Motion for Definite Statement
Defendants’ Motion for Definite Statement is well taken. It is impossible to tell from the
Complaint which acts Plaintiff alleges were done by which of the Defendants. Rather than file a
separate definite statement, however, Plaintiff is ORDERED to file an amended complaint not
later than November 1, 2013.
October 21, 2013.
s/ Michael R. Merz
United States Magistrate Judge
NOTICE REGARDING OBJECTIONS
Pursuant to Fed. R. Civ. P. 72(b), any party may serve and file specific, written objections to the
proposed findings and recommendations within fourteen days after being served with this Report
and Recommendations. Pursuant to Fed. R. Civ. P. 6(d), this period is extended to seventeen
days because this Report is being served by one of the methods of service listed in Fed. R. Civ.

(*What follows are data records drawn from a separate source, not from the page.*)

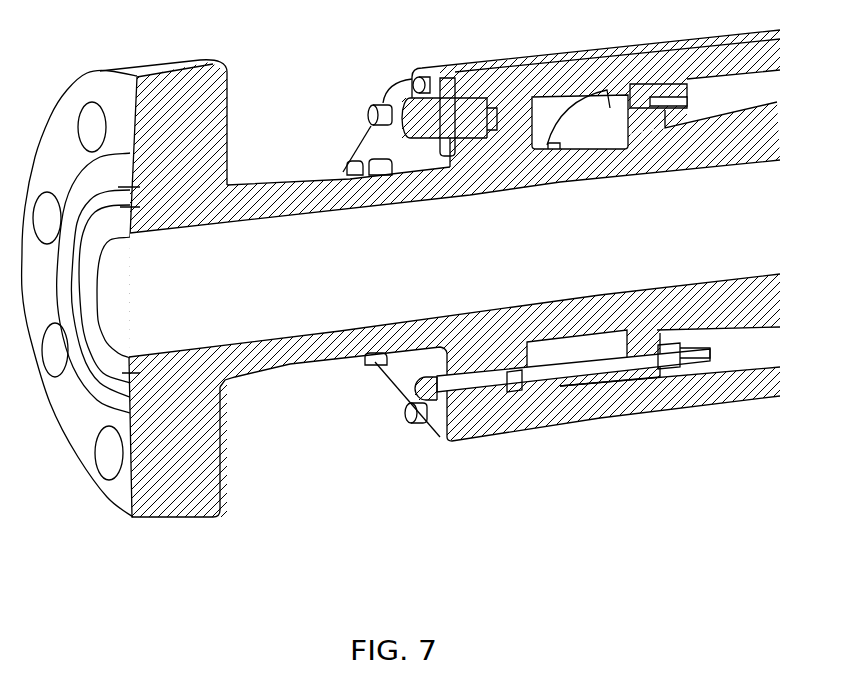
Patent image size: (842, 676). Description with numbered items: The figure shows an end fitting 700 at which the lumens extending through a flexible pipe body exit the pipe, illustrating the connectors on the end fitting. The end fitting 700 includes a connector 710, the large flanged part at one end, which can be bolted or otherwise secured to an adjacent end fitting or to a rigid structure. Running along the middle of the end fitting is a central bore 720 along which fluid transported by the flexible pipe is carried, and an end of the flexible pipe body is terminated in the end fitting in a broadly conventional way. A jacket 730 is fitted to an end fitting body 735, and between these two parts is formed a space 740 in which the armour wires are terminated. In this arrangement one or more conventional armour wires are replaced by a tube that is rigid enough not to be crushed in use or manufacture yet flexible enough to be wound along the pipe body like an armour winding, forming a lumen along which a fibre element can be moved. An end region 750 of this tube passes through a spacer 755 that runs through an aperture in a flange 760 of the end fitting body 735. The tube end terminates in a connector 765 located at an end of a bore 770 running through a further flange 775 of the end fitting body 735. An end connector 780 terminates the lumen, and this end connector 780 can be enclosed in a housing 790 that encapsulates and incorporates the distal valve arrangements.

The end fitting 700 is at (421, 338).
The connector 710 is at (183, 503).
The central bore 720 is at (292, 298).
The jacket 730 is at (645, 403).
The end fitting body 735 is at (660, 165).
The space 740 is at (760, 345).
The end region of the tube 750 is at (697, 360).
The spacer 755 is at (645, 360).
The flange 760 is at (610, 108).
The connector 765 is at (575, 420).
The bore 770 is at (497, 380).
The further flange 775 is at (473, 83).
The end connector 780 is at (465, 395).
The housing 790 is at (408, 76).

P. 5(b)(2)(C), (D), (E), or (F). Such objections shall specify the portions of the Report objected
to and shall be accompanied by a memorandum of law in support of the objections. If the Report
and Recommendations are based in whole or in part upon matters occurring of record at an oral
hearing, the objecting party shall promptly arrange for the transcription of the record, or such
portions of it as all parties may agree upon or the Magistrate Judge deems sufficient, unless the
assigned District Judge otherwise directs. A party may respond to another party=s objections
within fourteen days after being served with a copy thereof. Failure to make objections in
accordance with this procedure may forfeit rights on appeal. See United States v. Walters, 638
F.2d 947 (6th Cir. 1981); Thomas v. Arn, 474 U.S. 140 (1985).